Download Quick Reference on Accounting Standard (AS) 29 Provisions Contingent Liabilities and Contingent Assets
The objective of AS 29 is to ensure that appropriate recognition criteria and measurement bases are applied to provisions and contingent liabilities and that sufficient information is disclosed in the notes to the financial statements to enable users to understand their nature, timing and amount. The objective of this Standard is also to lay down appropriate accounting for contingent assets.
AS 29 prescribes accounting for provisions and contingent liabilities and in dealing with contingent assets, except:
- those resulting from financial instruments that are carried at fair value
- those resulting from executory contracts, except where the contract is onerous
- those covered by another AS
- those arising in insurance enterprises from contracts with policy holders
Provision is a liability which can be measured only by using substantial degree of estimation.
Liability is a present obligation of the enterprise arising from past events, the settlement of which is expected to result in an outflow from the enterprise of resources embodying economic benefits.
Contingent Liability is
- a possible obligation arising from past events and the existence of which will be confirmed only by the occurrence or non-occurrence of one or more uncertain future events not wholly within the control of the enterprise; or
- a present obligation that arises from past events but is not recognised because it is not probable that an outflow of resources embodying economic benefits will be required to settle the obligation or a reliable estimate of the amount of obligation cannot be made.
Contingent Asset is a possible asset that arises from past events the existence of which will be confirmed only by the occurrence or nonoccurrence of one or more uncertain future events not wholly within the control of the enterprise.
Present obligation– An obligation is a present obligation if, based on the evidence available, its existence at the balance sheet date is considered probable, i.e., more likely than not.
An obligation is a possible obligation if, based on the evidence available, its existence at the balance sheet date is considered not probable.
Provisions -Recognition, Measurement and Review
A provision should be recognised when:
a) Enterprise has a present obligation as a result of a past event
b) It is probable that an outflow of resources embodying economic benefits will be required to settle the obligation
c) Reliable estimate can be made of the amount of the obligation.
Best estimate of the expenditure required to settle the present obligation at the Balance Sheet date
Other factors for consideration
a) Risks and uncertainties should be considered.
b) Future events should be considered when there is sufficient objective evidence that they will occur
c) No discounting except in the case of decommissioning, restoration and similar liabilities that are recognised as cost of PPE
d) Gains from expected disposal of assets should not be considered.
e) Reimbursements by another party should be considered if it is virtually certain that reimbursement will be received if the enterprise settles the obligation
f) The reimbursement should be treated as a separate asset.

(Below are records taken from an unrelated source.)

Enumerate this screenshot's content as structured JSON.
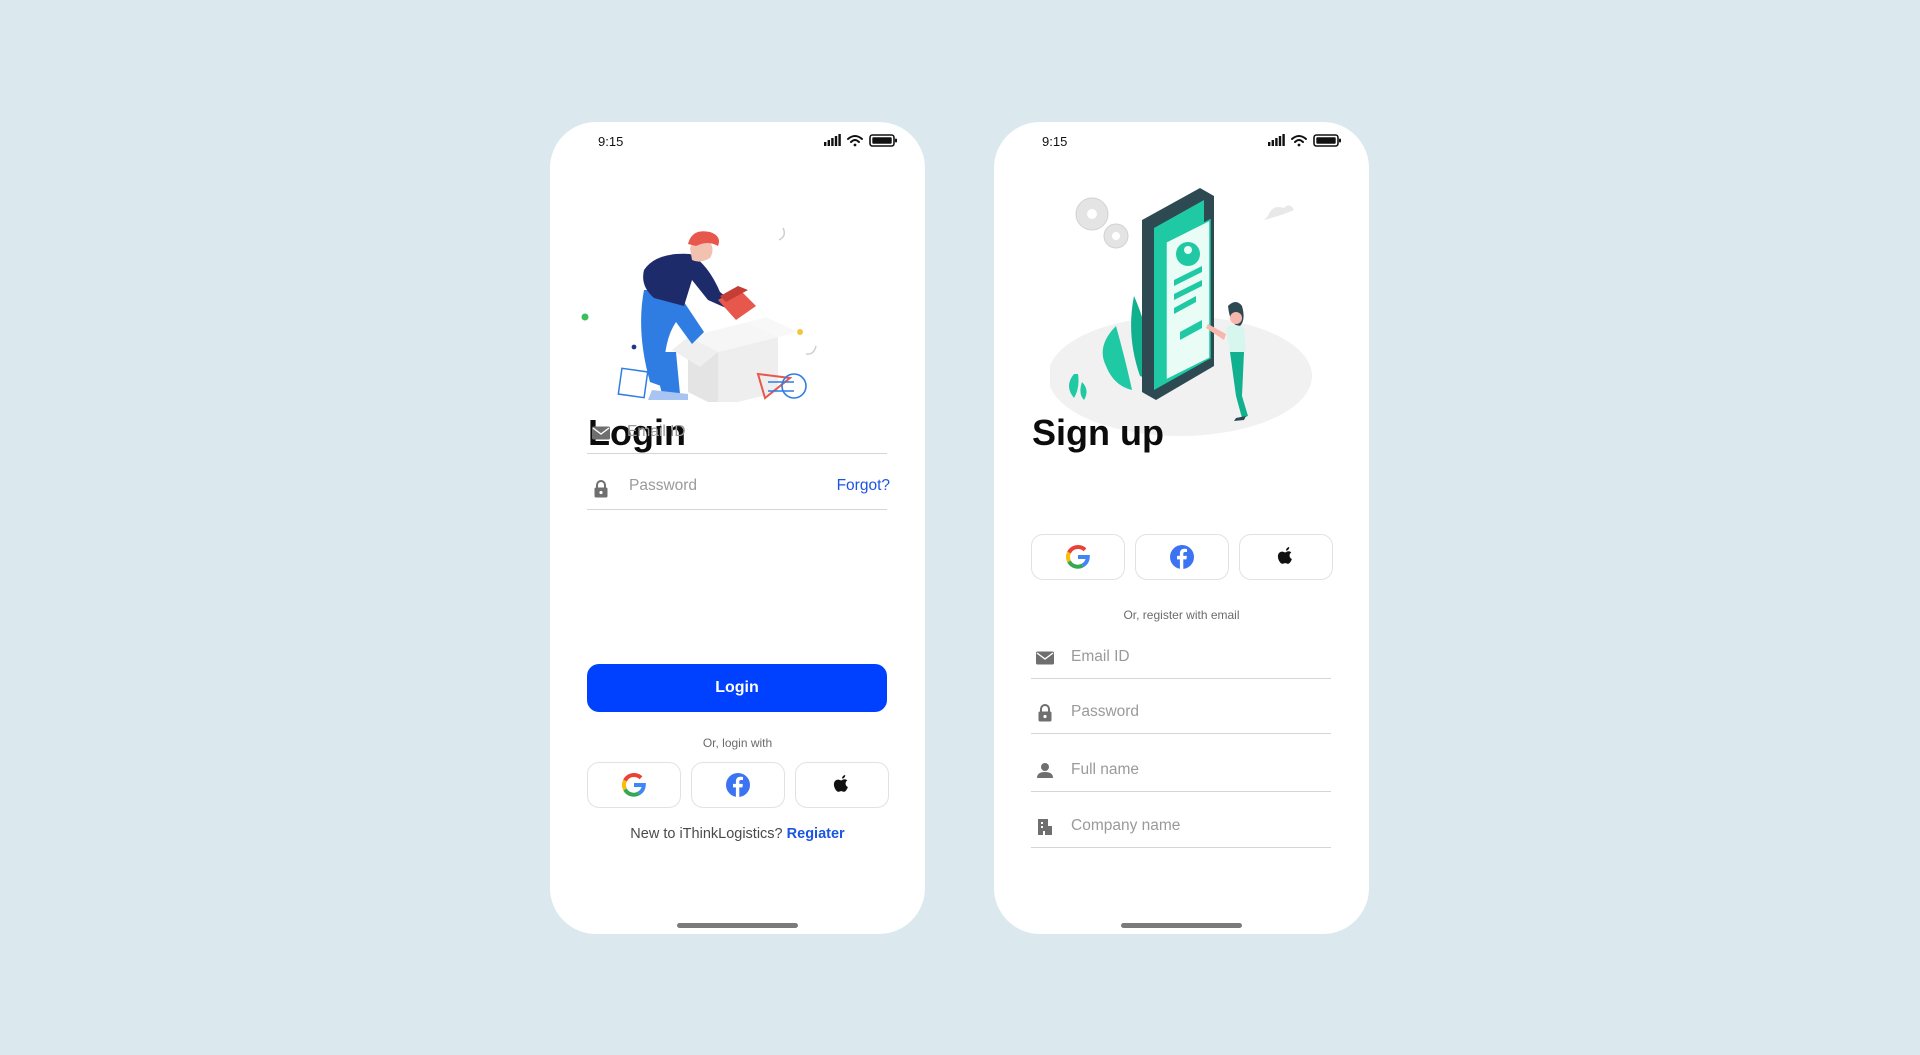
{
  "status": {
    "time": "9:15"
  },
  "login": {
    "title": "Login",
    "email_placeholder": "Email ID",
    "password_placeholder": "Password",
    "forgot_label": "Forgot?",
    "login_button": "Login",
    "divider": "Or, login with",
    "footer_text": "New to iThinkLogistics?",
    "register_link": "Regiater"
  },
  "signup": {
    "title": "Sign up",
    "divider": "Or, register with email",
    "email_placeholder": "Email ID",
    "password_placeholder": "Password",
    "fullname_placeholder": "Full name",
    "company_placeholder": "Company name"
  },
  "icons": [
    "signal-icon",
    "wifi-icon",
    "battery-icon",
    "mail-icon",
    "lock-icon",
    "person-icon",
    "building-icon",
    "google-icon",
    "facebook-icon",
    "apple-icon"
  ],
  "colors": {
    "primary": "#0040ff",
    "link": "#1b55e2",
    "background": "#dbe9ef"
  }
}
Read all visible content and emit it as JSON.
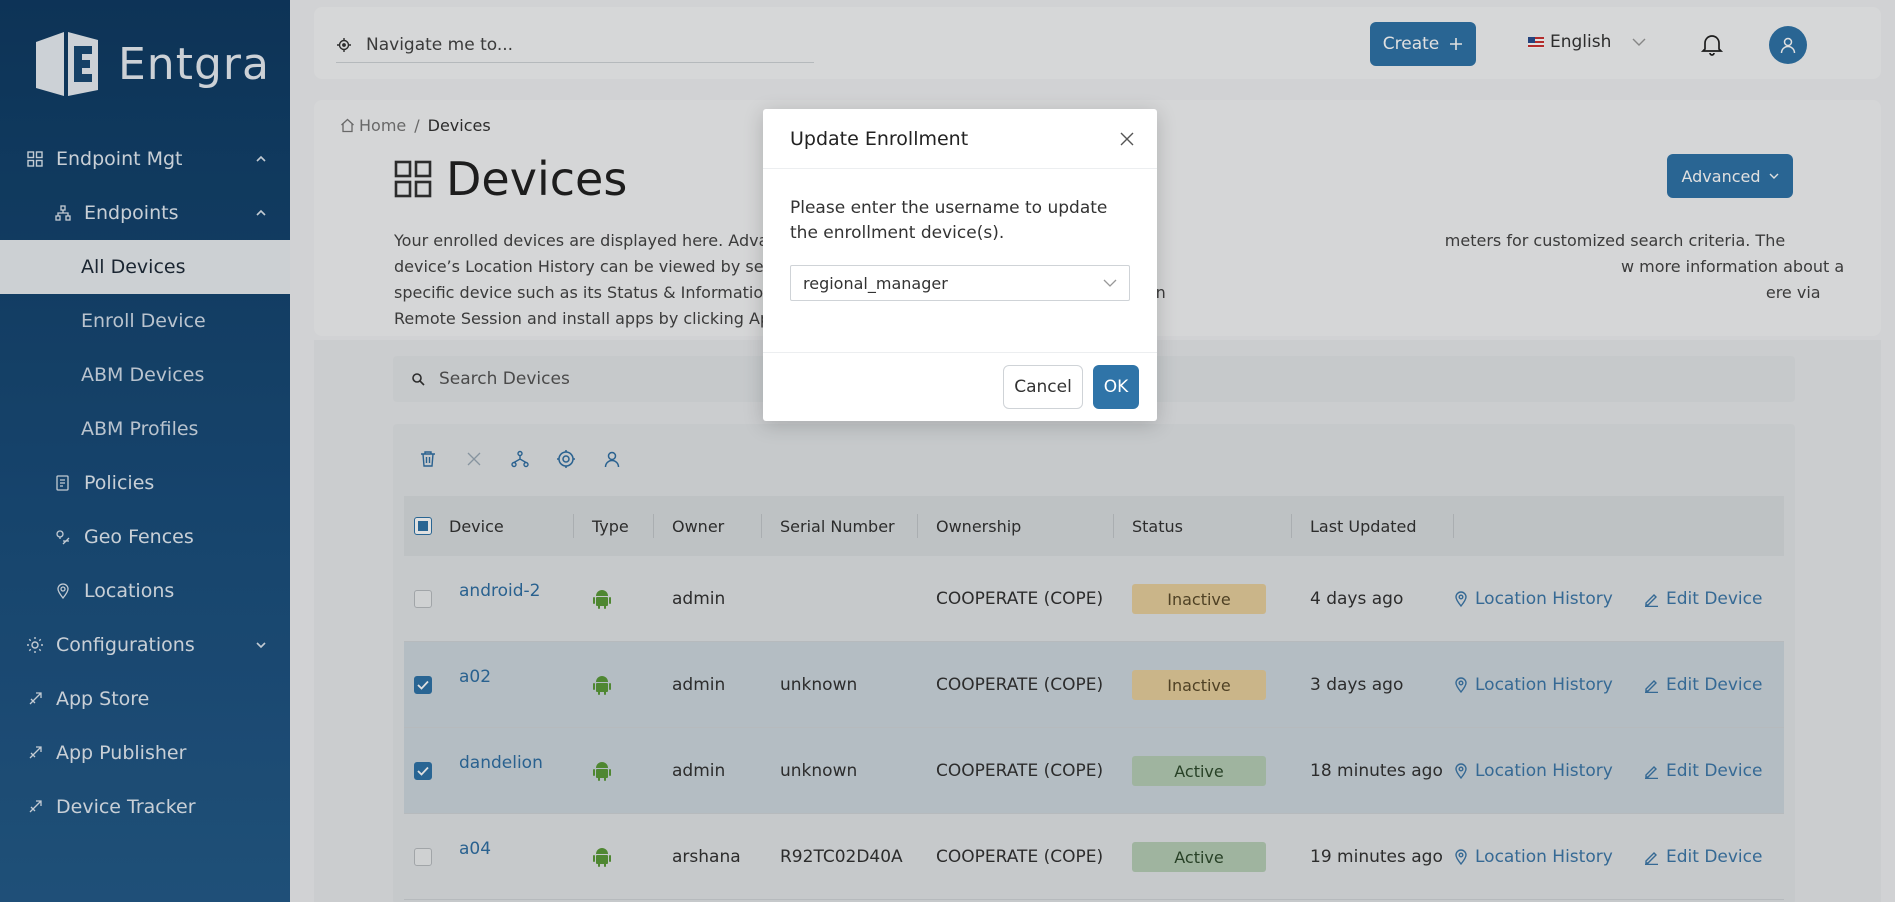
{
  "app": {
    "brand": "Entgra"
  },
  "sidebar": {
    "items": [
      {
        "label": "Endpoint Mgt",
        "icon": "grid-icon"
      },
      {
        "label": "Endpoints",
        "icon": "hierarchy-icon"
      },
      {
        "label": "All Devices"
      },
      {
        "label": "Enroll Device"
      },
      {
        "label": "ABM Devices"
      },
      {
        "label": "ABM Profiles"
      },
      {
        "label": "Policies",
        "icon": "policy-icon"
      },
      {
        "label": "Geo Fences",
        "icon": "geofence-icon"
      },
      {
        "label": "Locations",
        "icon": "location-pin-icon"
      },
      {
        "label": "Configurations",
        "icon": "gear-icon"
      },
      {
        "label": "App Store",
        "icon": "rocket-icon"
      },
      {
        "label": "App Publisher",
        "icon": "rocket-icon"
      },
      {
        "label": "Device Tracker",
        "icon": "rocket-icon"
      }
    ]
  },
  "topbar": {
    "search_placeholder": "Navigate me to...",
    "create_label": "Create",
    "language": "English"
  },
  "header": {
    "breadcrumb_home": "Home",
    "breadcrumb_sep": "/",
    "breadcrumb_current": "Devices",
    "title": "Devices",
    "advanced_label": "Advanced",
    "description": "Your enrolled devices are displayed here. Advan                                                                                                                                   meters for customized search criteria. The device’s Location History can be viewed by setting a date range, the period for w                                                                                                                 w more information about a specific device such as its Status & Information, Operations Logand Policy Compliance by clickin                                                                                                                      ere via Remote Session and install apps by clicking Apps."
  },
  "search": {
    "placeholder": "Search Devices"
  },
  "table": {
    "columns": [
      "Device",
      "Type",
      "Owner",
      "Serial Number",
      "Ownership",
      "Status",
      "Last Updated"
    ],
    "rows": [
      {
        "device": "android-2",
        "owner": "admin",
        "serial": "",
        "ownership": "COOPERATE (COPE)",
        "status": "Inactive",
        "updated": "4 days ago",
        "loc": "Location History",
        "edit": "Edit Device"
      },
      {
        "device": "a02",
        "owner": "admin",
        "serial": "unknown",
        "ownership": "COOPERATE (COPE)",
        "status": "Inactive",
        "updated": "3 days ago",
        "loc": "Location History",
        "edit": "Edit Device"
      },
      {
        "device": "dandelion",
        "owner": "admin",
        "serial": "unknown",
        "ownership": "COOPERATE (COPE)",
        "status": "Active",
        "updated": "18 minutes ago",
        "loc": "Location History",
        "edit": "Edit Device"
      },
      {
        "device": "a04",
        "owner": "arshana",
        "serial": "R92TC02D40A",
        "ownership": "COOPERATE (COPE)",
        "status": "Active",
        "updated": "19 minutes ago",
        "loc": "Location History",
        "edit": "Edit Device"
      }
    ]
  },
  "modal": {
    "title": "Update Enrollment",
    "message": "Please enter the username to update the enrollment device(s).",
    "selected_user": "regional_manager",
    "cancel_label": "Cancel",
    "ok_label": "OK"
  },
  "colors": {
    "primary": "#2f74a8",
    "sidebar": "#1b4f7d",
    "active_status": "#b6cdb5",
    "inactive_status": "#e6cf9d",
    "android": "#5a9a3a"
  }
}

g) Amount recognised for the reimbursement should not exceed the amount of provision
h) In the Statement of Profit and Loss, the expense relating to a provision may be presented as net of the amount recognised for reimbursement.
Reviewed at each balance sheet date and adjusted to reflect the current best estimate.
Reversed, if appropriate.
Contingent Liabilities – Recognition and Review
Not to be recognised.
Only disclosure is required, unless the possibility o an outflow of resources embodying economic benefits is remote.
Assessed continually to determine whether an outflow of resources embodying economic benefits has become probable. If it becomes probable, contingent liability is recognised as provision.
Contingent Assets – Recognition and Review
Not to be recognised.
Disclosure is usually made in the report of the approving authority when an inflow of economic benefits is probable and not in the financial statements.
Assessed continually and if it has become virtually certain that an inflow of economic benefits will arise, the asset and the related income are recognised.